Where GAs were replaced — and by what
Domain
Was GA, now …
Why
Neural network training (Edelman 1980s, NEAT until ~2010)
Backpropagation + SGD / Adam
Once the function is differentiable, gradients are exponentially more informative than blind mutation. GA-as-NN-trainer is now nostalgia.
Hyperparameter tuning
Bayesian Optimization → Optuna / Ray Tune
BayesOpt is more sample-efficient; GAs often need 100× more evaluations
Reinforcement learning policy search
PPO, SAC, A3C (Policy Gradients)
Policy-gradient RL uses reward signals directly, while GAs see only the final fitness
Neural Architecture Search
DARTS (Differentiable Architecture Search, Liu 2019)

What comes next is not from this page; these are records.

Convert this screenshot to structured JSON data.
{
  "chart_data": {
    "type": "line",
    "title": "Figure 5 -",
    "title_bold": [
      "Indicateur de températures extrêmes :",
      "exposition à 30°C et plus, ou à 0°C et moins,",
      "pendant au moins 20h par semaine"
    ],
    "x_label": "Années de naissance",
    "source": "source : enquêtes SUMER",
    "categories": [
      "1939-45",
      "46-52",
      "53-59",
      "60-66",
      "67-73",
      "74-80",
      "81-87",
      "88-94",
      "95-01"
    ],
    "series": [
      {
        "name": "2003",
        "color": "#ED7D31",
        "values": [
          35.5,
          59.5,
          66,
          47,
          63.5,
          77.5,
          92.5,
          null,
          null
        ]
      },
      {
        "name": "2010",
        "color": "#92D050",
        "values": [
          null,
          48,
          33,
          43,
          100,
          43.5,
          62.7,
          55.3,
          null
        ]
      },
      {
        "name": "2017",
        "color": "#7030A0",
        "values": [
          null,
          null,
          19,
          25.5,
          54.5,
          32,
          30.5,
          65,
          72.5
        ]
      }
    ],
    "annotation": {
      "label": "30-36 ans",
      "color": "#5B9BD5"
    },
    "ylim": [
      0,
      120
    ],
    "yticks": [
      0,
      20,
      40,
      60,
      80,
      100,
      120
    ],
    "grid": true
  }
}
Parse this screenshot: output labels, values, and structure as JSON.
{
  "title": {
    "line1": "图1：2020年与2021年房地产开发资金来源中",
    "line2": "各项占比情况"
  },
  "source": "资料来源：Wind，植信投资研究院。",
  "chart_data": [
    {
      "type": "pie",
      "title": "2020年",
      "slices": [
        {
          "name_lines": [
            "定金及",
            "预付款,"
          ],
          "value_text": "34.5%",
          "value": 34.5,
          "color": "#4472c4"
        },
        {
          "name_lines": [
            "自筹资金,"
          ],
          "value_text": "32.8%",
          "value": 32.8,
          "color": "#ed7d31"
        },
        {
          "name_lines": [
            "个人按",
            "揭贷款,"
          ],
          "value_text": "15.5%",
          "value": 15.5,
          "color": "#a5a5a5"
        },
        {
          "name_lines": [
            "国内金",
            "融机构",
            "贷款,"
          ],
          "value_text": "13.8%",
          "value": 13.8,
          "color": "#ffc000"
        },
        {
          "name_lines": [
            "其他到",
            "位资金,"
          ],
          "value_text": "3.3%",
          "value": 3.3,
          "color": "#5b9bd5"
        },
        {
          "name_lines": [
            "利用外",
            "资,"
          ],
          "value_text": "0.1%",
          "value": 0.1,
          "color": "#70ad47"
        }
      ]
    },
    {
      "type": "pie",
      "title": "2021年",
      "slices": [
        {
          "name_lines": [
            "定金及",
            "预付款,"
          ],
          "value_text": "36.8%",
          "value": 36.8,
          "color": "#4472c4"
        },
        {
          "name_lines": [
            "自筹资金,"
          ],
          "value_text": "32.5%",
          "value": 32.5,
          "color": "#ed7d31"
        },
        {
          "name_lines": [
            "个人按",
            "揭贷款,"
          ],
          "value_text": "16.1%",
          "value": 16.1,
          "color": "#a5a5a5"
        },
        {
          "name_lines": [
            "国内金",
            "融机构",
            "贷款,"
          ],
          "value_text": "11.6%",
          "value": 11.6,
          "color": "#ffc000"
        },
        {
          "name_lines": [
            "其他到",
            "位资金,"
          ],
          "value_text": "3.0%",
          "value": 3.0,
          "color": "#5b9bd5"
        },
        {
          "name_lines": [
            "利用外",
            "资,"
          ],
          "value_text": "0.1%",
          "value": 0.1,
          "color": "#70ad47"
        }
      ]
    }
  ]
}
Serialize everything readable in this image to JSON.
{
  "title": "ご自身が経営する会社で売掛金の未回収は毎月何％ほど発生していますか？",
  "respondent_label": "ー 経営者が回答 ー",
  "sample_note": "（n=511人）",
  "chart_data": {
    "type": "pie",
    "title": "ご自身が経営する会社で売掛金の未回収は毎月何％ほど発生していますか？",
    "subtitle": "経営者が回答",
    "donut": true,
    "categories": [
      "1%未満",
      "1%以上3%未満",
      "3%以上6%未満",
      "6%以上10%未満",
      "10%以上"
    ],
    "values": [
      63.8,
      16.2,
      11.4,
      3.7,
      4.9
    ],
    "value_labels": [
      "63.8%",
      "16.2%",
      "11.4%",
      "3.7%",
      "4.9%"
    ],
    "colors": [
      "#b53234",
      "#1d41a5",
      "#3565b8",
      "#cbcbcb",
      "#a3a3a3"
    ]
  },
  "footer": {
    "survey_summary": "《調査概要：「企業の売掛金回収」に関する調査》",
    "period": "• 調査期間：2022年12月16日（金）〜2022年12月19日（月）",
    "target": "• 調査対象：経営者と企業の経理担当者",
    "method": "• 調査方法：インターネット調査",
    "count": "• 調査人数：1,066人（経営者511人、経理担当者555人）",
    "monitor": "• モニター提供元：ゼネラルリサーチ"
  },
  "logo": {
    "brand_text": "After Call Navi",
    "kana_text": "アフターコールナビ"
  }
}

DARTS makes architecture search differentiable → 1000× faster than evolutionary NAS
Drug discovery (molecular generation)
Diffusion models & SMILES Transformers
Generative models learn the distribution of “good” molecules from data instead of mutating blindly
Chess / Go strategy
AlphaZero (MCTS + DNN)
Self-play with a neural policy function beats evolved strategies by light-years
Where GAs still stand alone: when (a) the function is not differentiable, (b) domain knowledge is hard to encode in a generative model, and (c) the problem is genuinely discrete-combinatorial (e.g. antenna geometry, layout problems). The NASA ST5 antenna is exactly such a case — no differentiable formulation possible.